L’esemplare il blocco dell’account di Donald Trump col senno di poi appare solo come un’operazione di facciata se nel frattempo aumentano a dismisura gli account fake. La questione dunque è politica e va ben oltre le regole di accesso e iscrizione decise da società private.

Qualche anno fa fece discutere la proposta di consentire l’accesso ai social network solo attraverso la carta di identità. Metodo da regime, così si liquidò la questione senza però proposte alternative e valide. Si può obiettare rispondendo che esistono già leggi che tutelano, almeno sulla carta, i cittadini: sono reati la diffamazione, lo stalking il revenge porn. Ma presentare denuncia contro anonimi, risalire alle identità e avviare processi quanto costa ai cittadini e allo Stato? Le forze dell’ordine e la magistratura possono permettersi di affrontare centinaia, se non migliaia, di cause contro ignoti? Le pene previste sono sufficienti a dissuadere chi commette i reati? Quali sono le conseguenze sull’evoluzione – o meglio l’involuzione – della società tutta? E’ questo il tema politico degno di una società civile.

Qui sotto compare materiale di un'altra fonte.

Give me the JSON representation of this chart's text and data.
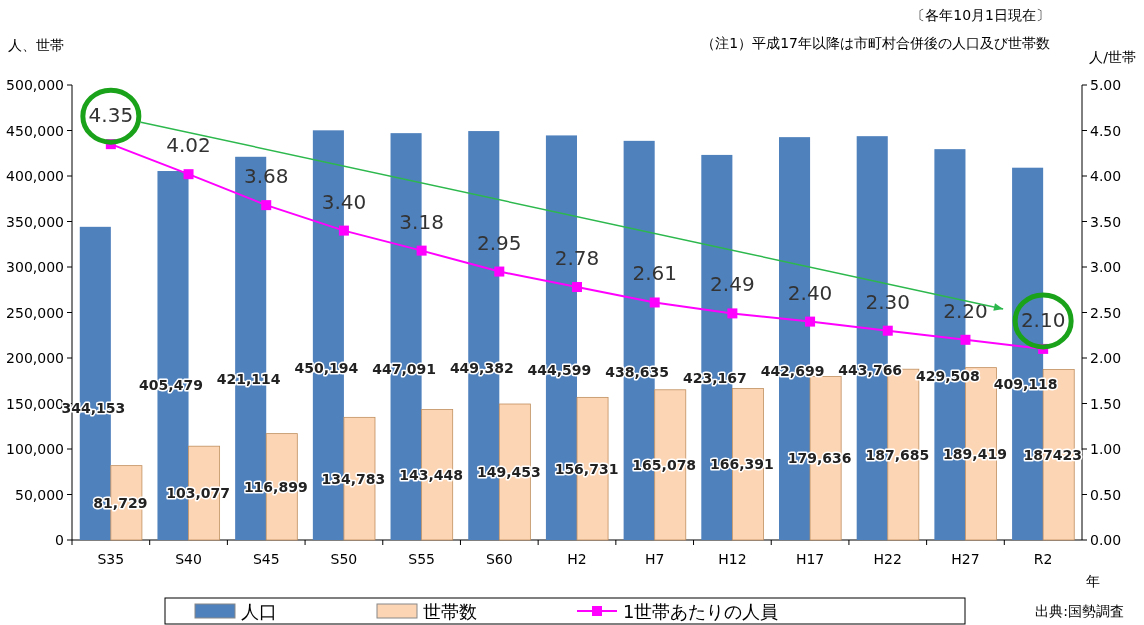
{
  "chart_data": {
    "type": "bar",
    "ylabel": "人、世帯",
    "y2label": "人/世帯",
    "xlabel": "年",
    "annotations": [
      "〔各年10月1日現在〕",
      "（注1）平成17年以降は市町村合併後の人口及び世帯数",
      "出典:国勢調査"
    ],
    "categories": [
      "S35",
      "S40",
      "S45",
      "S50",
      "S55",
      "S60",
      "H2",
      "H7",
      "H12",
      "H17",
      "H22",
      "H27",
      "R2"
    ],
    "series": [
      {
        "name": "人口",
        "color": "#4f81bd",
        "values": [
          344153,
          405479,
          421114,
          450194,
          447091,
          449382,
          444599,
          438635,
          423167,
          442699,
          443766,
          429508,
          409118
        ],
        "value_labels": [
          "344,153",
          "405,479",
          "421,114",
          "450,194",
          "447,091",
          "449,382",
          "444,599",
          "438,635",
          "423,167",
          "442,699",
          "443,766",
          "429,508",
          "409,118"
        ]
      },
      {
        "name": "世帯数",
        "color": "#fcd5b4",
        "values": [
          81729,
          103077,
          116899,
          134783,
          143448,
          149453,
          156731,
          165078,
          166391,
          179636,
          187685,
          189419,
          187423
        ],
        "value_labels": [
          "81,729",
          "103,077",
          "116,899",
          "134,783",
          "143,448",
          "149,453",
          "156,731",
          "165,078",
          "166,391",
          "179,636",
          "187,685",
          "189,419",
          "187423"
        ]
      },
      {
        "name": "1世帯あたりの人員",
        "type": "line",
        "axis": "y2",
        "color": "#ff00ff",
        "values": [
          4.35,
          4.02,
          3.68,
          3.4,
          3.18,
          2.95,
          2.78,
          2.61,
          2.49,
          2.4,
          2.3,
          2.2,
          2.1
        ],
        "value_labels": [
          "4.35",
          "4.02",
          "3.68",
          "3.40",
          "3.18",
          "2.95",
          "2.78",
          "2.61",
          "2.49",
          "2.40",
          "2.30",
          "2.20",
          "2.10"
        ]
      }
    ],
    "marker": "square",
    "legend": "bottom",
    "ylim": [
      0,
      500000
    ],
    "yticks": [
      {
        "value": 0,
        "label": "0"
      },
      {
        "value": 50000,
        "label": "50,000"
      },
      {
        "value": 100000,
        "label": "100,000"
      },
      {
        "value": 150000,
        "label": "150,000"
      },
      {
        "value": 200000,
        "label": "200,000"
      },
      {
        "value": 250000,
        "label": "250,000"
      },
      {
        "value": 300000,
        "label": "300,000"
      },
      {
        "value": 350000,
        "label": "350,000"
      },
      {
        "value": 400000,
        "label": "400,000"
      },
      {
        "value": 450000,
        "label": "450,000"
      },
      {
        "value": 500000,
        "label": "500,000"
      }
    ],
    "y2lim": [
      0,
      5
    ],
    "y2ticks": [
      {
        "value": 0,
        "label": "0.00"
      },
      {
        "value": 0.5,
        "label": "0.50"
      },
      {
        "value": 1,
        "label": "1.00"
      },
      {
        "value": 1.5,
        "label": "1.50"
      },
      {
        "value": 2,
        "label": "2.00"
      },
      {
        "value": 2.5,
        "label": "2.50"
      },
      {
        "value": 3,
        "label": "3.00"
      },
      {
        "value": 3.5,
        "label": "3.50"
      },
      {
        "value": 4,
        "label": "4.00"
      },
      {
        "value": 4.5,
        "label": "4.50"
      },
      {
        "value": 5,
        "label": "5.00"
      }
    ]
  }
}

Gli interessi in gioco, anche e soprattutto economici sono molti – a partire da quelli delle Big tech che con i social fanno affari d’oro – ma la questione economica non può più prevalere sulla tutela dei diritti fondamentali, a partire da quello della libertà a cui si rifanno in questo momento i no vax, tanto per citare la categoria più in voga mediaticamente parlando. Non si può assistere a inseguimenti e violenze a carico di qualsivoglia cittadino, persecuzioni organizzate attraverso la Rete. Ma se si va avanti così, facendo finta di niente, viene da domandarsi: l’interesse economico fa il paio con quello politico? Quanti sono i profili fake attribuibili a singoli o intere forze politiche per acquisire consensi sui social e scatenare campagne contro gli avversari? Avrebbero lo stesso seguito sui social senza i “ghost writer”? Quali le altre “lobby” interessate a mantenere lo status quo e a fomentare odio sociale? E non si sbandieri per l’ennesima volta  lo slogan della “Rete libera” perché non ci crede più nessuno.